Expats in Vietnam Appreciate Support From Police During Lockdown

Struggling with food supply, income, and legal procedure during lockdown, many foreigners received timely supported by the public security forces.

Vietnam has been going through its longest and most severe pandemic outbreak. The country has implemented travel restrictions, social distancing orders and strict preventive regulations to cope the pandemic. During the difficult time, many expats in Vietnam lose their jobs, income, face problems of visa procedure, mental health. Vietnamese police in many provinces have offer foreigners support to ease their burden.

Expats in Vietnam Appreciate Support From Police During Lockdown
My An police officers send gifts to foreigners. (Photo: Da Nang Police)

Legal advisory offered

To support foreigners who are wishing to return to their homeland, the police force in My An ward (Da Nang) has invited a number of experts in immigration management, visas, law and healthcare to establish a Zalo group called "Legal Advisory for Foreigners," according to Da Nang Police website.

During this prolonged pandemic, a number of foreigners have visited local people's committees and police stations in Da Nang to ask for assistance. Many people show signs of panic, anxiety, depression. My An police force has timely proposed safety solutions for foreigners, both for those who want to return home and who want stay in Vietnam.

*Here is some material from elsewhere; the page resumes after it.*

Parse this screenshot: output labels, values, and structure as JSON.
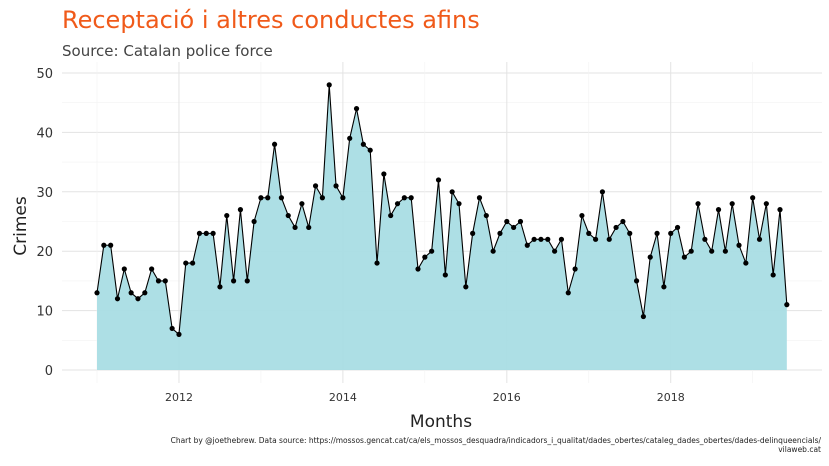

The "Legal Advisory for Foreigners" group has been a mean of communication among foreigners, policemen and experts in Da Nang. The group has supported expats with legal procedures, arranged 40 trips to carry 115 foreigners from Da Nang to Hanoi or into Ho Chi Minh City to fly home since July. For those who stay in Vietnam, the group has offered 52 gift boxes, including cash, necessities. Assistance in needed circumstances, such as shopping and Covid testing, were provided to ensure foreigners comply with the pandemic preventive regulations.

“In the context of pandemic, it is necessary to both ensure security and safety in the area and support people and residents, which requires a great effort. The group establishment initiates to quickly and promptly show the locality's concern towards expat community, and makes an considerable contribution in foreigner management," said Lieutenant Colonel Hoang Thanh Thien, chief police officer of My An ward.

Expats in Vietnam Appreciate Support From Police During Lockdown
Police in Da Nang help foreigners fly home. (Photo: Da Nang Police)

No one will be left behind

Mohamed Satouri, a French expat living in Ho Chi Minh City, told Zing News of a police who offered him food during a difficult time in lockdown. Running out of food and with no delivery options, he had no choice but recklessly went out to buy food on Sept. 3, even though he was well aware of the city's travel restrictions.

After leaving his house for a few minutes, Satouri was asked to stop by a team of police. The French man was afraid of being fined for violating regulation. The police wanted to know why he left his house. Mohamed and his friends tried to answered in English. Instead of being fined, they were offered help.

“I was worried that they would not understand our explanation, then a policeman in green uniform replied in fluent English that he would call my apartment receptionists, asking them to contact the government to support us with food," said Satouri.

Expats in Vietnam Appreciate Support From Police During Lockdown
Mohamed Satouri (R) has lived in Vietnam for 2 years. He works as an information technology expert in District 12, HCMC. (Photo: Zing News)

The policeman then translated documents and regulations that Satouri was not clear of into English. When Satouri and his friends got home, the force brought them a bag of eggs, noodles and a few other things.

Satouri shared his story on HCMC expat groups and received words of sympathy. “I am grateful when the policemen and soldiers said no one would be left behind during pandemic," said Mohamed Satouri.

"No one will be left behind" is considered the spirit of provinces' regulations during the pandemic. For example, Thu Duc City Committee has sent relief aids to needy residents, including expats in the area. When acknowledging cases of unemployed and needy foreigners, the local Vietnam Fatherland Front Committee promptly provided necessary support.

Sanjay Khanna, a Bangladeshi national in Thu Duc, said "When the pandemic broke out, Ho Chi Minh City began to implement social distancing, my work and income was seriously affected." “Not only did I receive gifts of necessities, the ward authority help me be vaccinated. I am deeply grateful and feel much more secure,” he said.